[The Sign Of The Red Cross by Evelyn Everett-Green]@TWC D-Link book
The Sign Of The Red Cross

CHAPTER XIII
14/19

And that being so, what did anything else matter?
He lay gazing at her perfectly contented, till he fell asleep holding her hand in his.
That was the beginning of a steady if rather a slow recovery.

It was only natural indeed that Reuben should be long in regaining strength.

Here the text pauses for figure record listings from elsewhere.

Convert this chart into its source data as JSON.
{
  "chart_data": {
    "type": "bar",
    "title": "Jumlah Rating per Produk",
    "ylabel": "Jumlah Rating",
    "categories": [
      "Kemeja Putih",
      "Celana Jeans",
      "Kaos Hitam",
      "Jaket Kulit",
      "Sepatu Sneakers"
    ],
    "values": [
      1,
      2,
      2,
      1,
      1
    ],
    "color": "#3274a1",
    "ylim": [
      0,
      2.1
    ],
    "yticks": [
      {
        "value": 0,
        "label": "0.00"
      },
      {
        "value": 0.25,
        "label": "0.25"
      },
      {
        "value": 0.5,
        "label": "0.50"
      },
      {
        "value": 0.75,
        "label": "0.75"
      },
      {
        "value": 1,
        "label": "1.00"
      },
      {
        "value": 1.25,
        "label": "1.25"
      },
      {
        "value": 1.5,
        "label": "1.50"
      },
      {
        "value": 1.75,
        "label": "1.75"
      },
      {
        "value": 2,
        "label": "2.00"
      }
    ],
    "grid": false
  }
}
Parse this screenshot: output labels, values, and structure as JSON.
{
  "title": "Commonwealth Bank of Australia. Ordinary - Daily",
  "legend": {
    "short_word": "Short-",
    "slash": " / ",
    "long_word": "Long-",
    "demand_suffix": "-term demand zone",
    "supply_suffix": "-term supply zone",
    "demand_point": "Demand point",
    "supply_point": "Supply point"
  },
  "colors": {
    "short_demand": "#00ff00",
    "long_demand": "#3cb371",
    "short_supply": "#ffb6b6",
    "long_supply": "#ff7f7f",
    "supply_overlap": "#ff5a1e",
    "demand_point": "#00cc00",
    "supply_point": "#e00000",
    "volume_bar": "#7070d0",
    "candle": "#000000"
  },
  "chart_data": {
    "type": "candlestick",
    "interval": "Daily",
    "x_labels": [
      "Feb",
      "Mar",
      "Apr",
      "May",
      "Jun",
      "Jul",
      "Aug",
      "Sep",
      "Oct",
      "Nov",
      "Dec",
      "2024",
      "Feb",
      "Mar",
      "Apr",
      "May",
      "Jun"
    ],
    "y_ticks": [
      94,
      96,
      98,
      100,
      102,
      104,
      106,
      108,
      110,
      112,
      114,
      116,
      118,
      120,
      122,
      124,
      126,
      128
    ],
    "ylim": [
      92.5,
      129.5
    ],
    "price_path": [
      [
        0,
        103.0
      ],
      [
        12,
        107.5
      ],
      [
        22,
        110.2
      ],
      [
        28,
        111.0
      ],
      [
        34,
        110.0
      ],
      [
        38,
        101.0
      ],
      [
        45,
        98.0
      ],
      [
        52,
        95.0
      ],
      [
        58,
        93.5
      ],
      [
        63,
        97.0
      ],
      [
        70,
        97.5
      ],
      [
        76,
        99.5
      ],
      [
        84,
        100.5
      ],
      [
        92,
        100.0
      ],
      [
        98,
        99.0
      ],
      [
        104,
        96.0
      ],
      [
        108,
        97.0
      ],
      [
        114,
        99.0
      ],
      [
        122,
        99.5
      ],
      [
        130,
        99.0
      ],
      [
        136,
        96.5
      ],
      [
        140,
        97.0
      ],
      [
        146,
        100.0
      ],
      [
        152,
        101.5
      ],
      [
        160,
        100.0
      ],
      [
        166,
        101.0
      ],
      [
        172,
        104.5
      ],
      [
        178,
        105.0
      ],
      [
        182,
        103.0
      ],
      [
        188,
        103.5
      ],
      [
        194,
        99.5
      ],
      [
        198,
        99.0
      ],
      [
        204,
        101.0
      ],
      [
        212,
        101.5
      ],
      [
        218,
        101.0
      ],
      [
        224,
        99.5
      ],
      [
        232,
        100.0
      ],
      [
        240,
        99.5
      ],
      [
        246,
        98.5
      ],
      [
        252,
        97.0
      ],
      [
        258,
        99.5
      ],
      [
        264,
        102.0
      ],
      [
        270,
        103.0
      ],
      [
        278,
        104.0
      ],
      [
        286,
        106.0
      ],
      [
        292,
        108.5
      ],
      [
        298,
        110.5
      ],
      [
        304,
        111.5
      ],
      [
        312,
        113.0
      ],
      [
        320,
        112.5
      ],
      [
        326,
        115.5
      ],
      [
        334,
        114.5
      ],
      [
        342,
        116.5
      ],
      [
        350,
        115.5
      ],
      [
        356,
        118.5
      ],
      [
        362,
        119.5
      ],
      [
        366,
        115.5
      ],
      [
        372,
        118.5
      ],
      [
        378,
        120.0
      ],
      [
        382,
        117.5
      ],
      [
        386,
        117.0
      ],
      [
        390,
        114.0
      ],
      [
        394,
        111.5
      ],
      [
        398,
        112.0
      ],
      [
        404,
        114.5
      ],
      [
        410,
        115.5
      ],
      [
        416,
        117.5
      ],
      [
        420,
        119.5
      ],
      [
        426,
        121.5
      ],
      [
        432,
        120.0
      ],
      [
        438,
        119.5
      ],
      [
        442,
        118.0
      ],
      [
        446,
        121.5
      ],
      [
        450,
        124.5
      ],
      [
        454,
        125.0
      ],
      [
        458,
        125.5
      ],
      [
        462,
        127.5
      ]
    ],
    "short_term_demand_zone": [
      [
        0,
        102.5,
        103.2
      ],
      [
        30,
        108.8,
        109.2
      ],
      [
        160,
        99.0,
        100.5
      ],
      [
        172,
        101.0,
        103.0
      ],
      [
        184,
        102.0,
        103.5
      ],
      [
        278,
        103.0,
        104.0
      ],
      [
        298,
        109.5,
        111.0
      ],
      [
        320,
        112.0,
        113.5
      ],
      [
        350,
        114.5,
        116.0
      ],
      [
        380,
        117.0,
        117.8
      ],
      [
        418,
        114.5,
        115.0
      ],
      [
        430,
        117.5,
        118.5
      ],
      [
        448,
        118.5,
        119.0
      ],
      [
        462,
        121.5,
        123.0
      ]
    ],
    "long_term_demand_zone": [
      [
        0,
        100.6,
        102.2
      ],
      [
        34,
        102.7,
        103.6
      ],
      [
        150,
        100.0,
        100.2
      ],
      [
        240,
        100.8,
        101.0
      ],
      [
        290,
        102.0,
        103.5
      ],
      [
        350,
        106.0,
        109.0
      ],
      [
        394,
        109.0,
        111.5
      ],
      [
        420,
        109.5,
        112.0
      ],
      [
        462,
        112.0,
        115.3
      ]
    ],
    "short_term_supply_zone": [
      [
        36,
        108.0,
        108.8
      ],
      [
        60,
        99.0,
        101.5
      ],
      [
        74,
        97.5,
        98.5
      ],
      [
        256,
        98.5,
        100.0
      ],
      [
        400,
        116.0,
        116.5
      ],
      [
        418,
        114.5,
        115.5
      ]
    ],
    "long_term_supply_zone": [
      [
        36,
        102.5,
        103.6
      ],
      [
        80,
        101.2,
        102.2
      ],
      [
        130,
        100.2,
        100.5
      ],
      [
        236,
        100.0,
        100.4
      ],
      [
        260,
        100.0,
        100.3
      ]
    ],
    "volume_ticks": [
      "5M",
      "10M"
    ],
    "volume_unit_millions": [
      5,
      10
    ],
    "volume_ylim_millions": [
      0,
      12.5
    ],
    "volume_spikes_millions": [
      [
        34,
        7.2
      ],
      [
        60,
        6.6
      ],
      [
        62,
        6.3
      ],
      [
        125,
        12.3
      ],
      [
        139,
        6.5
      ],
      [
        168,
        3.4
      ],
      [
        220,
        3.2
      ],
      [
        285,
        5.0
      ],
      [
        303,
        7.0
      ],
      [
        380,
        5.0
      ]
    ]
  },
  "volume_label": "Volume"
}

He had been through months of fatigue and arduous wearing toil, and the marvel was that when the distemper attacked him in his weakness and depression he had strength enough to throw it off.
As Mary Harmer said, it seemed sometimes as though those who went fearlessly amongst the plague stricken became gradually inoculated with the poison, and were thus able to rid themselves of it when it did attack them.

Reuben at least had soon thrown off his attack, and the state of weakness into which he had fallen was less the result of the plague than of his long and arduous labours before.
How he ever came to be in the pest house of Clerkenwell he never could altogether explain.

He remembered that business had called him out in a northwesterly direction; and he had a dim recollection of feeling a sick longing for a sight of the country once more, and of bending his steps further than he need, whilst he fancied he had entertained some notion of paying a visit to his aunt, and making sure that his brothers had safely reached her abode.